我有pandas.df 233行* 234列,我需要评估每个单元格并返回相应的列标题,如果不是nan,到目前为止我写了以下内容:
#First get a list of all column names (except column 0):
col_list=[]
for column in df.columns[1:]:
col_list.append(column)
#Then I try to iterate through every cell and evaluate for Null
#Also a counter is initiated to take the next col_name from col_list
#when count reach 233
for index, row in df.iterrows():
count = 0
for x in row[1:]:
count = count+1
for col_name in col_list:
if count >= 233: break
elif str(x) != 'nan':
print col_name
代码并不完全如此,我需要更改什么才能让代码在233行之后中断并转到下一个col_name?
Example:
Col_1 Col_2 Col_3
1 nan 13 nan
2 10 nan nan
3 nan 2 5
4 nan nan 4
output:
1 Col_2
2 Col_1
3 Col_2
4 Col_3
5 Col_3
答案 0 :(得分:5)
我认为如果第一列是index stack,则需要删除所有NaN,然后通过reset_index从Multiindex的第二级获取值并选择Series构造函数或Index.get_level_values:
s = df.stack().reset_index()['level_1'].rename('a')
print (s)
0 Col_2
1 Col_1
2 Col_2
3 Col_3
4 Col_3
Name: a, dtype: object
或者:
s = pd.Series(df.stack().index.get_level_values(1))
print (s)
0 Col_2
1 Col_1
2 Col_2
3 Col_3
4 Col_3
dtype: object
如果需要输出list:
L = df.stack().index.get_level_values(1).tolist()
print (L)
['Col_2', 'Col_1', 'Col_2', 'Col_3', 'Col_3']
<强>详细:
print (df.stack())
1 Col_2 13.0
2 Col_1 10.0
3 Col_2 2.0
Col_3 5.0
4 Col_3 4.0
dtype: float64
答案 1 :(得分:3)
我使用了jezrael的堆栈解决方案。
但是,如果您对Numpy方式感兴趣,通常会更快。
In [4889]: np.tile(df.columns, df.shape[0])[~np.isnan(df.values.ravel())]
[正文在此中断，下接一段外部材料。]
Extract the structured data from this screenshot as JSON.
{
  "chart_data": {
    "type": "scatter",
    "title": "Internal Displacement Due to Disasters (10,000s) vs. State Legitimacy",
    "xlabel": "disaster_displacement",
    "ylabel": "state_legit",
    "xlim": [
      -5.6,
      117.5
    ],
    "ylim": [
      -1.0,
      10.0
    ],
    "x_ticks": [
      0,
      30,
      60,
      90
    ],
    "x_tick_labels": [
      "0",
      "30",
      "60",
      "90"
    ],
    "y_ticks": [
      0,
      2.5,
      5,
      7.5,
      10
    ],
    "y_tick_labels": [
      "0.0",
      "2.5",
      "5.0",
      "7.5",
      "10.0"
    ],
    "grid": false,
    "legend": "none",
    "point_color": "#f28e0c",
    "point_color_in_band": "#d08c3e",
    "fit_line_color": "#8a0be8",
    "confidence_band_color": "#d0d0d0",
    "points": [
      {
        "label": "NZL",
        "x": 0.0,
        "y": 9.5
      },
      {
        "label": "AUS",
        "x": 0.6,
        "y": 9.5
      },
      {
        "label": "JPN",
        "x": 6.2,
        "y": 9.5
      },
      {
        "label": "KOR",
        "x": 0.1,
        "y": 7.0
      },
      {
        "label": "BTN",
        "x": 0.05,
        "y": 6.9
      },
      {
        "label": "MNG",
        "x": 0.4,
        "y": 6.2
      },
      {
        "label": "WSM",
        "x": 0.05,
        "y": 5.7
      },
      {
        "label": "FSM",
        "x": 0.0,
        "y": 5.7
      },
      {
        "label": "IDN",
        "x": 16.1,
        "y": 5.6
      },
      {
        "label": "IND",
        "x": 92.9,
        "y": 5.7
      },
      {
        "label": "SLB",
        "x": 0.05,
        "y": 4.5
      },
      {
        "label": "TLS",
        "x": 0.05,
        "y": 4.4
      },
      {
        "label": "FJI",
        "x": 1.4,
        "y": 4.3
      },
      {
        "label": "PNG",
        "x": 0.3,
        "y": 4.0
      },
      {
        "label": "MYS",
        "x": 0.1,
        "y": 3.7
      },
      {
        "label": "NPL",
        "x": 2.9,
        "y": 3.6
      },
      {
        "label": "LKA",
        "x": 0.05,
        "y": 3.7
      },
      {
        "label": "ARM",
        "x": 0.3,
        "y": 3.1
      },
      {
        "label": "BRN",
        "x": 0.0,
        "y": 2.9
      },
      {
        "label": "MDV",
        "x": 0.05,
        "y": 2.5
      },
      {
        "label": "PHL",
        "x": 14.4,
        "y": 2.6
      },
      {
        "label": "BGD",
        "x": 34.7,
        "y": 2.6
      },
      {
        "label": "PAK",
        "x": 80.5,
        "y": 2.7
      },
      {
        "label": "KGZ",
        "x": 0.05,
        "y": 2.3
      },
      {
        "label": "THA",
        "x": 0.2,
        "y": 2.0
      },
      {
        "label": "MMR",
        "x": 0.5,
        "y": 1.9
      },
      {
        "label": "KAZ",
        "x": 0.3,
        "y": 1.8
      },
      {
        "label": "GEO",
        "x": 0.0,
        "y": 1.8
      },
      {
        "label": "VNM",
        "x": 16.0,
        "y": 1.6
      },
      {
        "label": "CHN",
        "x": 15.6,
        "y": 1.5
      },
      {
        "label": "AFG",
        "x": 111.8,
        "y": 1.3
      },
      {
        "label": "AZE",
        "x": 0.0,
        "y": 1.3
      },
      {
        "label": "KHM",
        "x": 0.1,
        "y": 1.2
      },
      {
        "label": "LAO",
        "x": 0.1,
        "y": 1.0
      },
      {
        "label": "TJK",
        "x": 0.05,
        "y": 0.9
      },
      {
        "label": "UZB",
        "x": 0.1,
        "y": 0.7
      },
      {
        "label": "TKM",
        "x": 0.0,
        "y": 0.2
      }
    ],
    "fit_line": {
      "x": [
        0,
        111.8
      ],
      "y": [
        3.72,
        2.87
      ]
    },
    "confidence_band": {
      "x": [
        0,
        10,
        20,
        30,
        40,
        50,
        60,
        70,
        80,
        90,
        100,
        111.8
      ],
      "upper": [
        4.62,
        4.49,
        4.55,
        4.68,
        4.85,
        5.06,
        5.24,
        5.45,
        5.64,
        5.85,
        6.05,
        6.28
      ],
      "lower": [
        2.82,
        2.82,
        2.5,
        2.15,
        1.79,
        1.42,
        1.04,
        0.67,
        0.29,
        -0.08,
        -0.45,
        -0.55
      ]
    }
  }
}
Out[4889]: array(['Col_2', 'Col_1', 'Col_2', 'Col_3', 'Col_3'], dtype=object)
计时
In [4913]: df.shape
Out[4913]: (100, 3)
In [4914]: %timeit np.tile(df.columns, df.shape[0])[~np.isnan(df.values.ravel())]
10000 loops, best of 3: 35.8 µs per loop
In [4915]: %timeit df.stack().index.get_level_values(1)
1000 loops, best of 3: 335 µs per loop
In [4905]: df.shape
Out[4905]: (100000, 3)
In [4907]: %timeit np.tile(df.columns, df.shape[0])[~np.isnan(df.values.ravel())]
100 loops, best of 3: 5.98 ms per loop
In [4908]: %timeit df.stack().index.get_level_values(1)
100 loops, best of 3: 11.7 ms per loop
根据您的需要选择(可读性,速度,可维护性等)
答案 2 :(得分:1)
您可以使用dropna:
df.dropna(axis=1).columns
轴:{0或'索引',1或'列'}
如何:{'any','all'}
基本上你使用dropna删除null,axis = 1正在删除列,以及=&#34; any&#34;要删除列中的至少一个是null,.columns获取剩余的标题。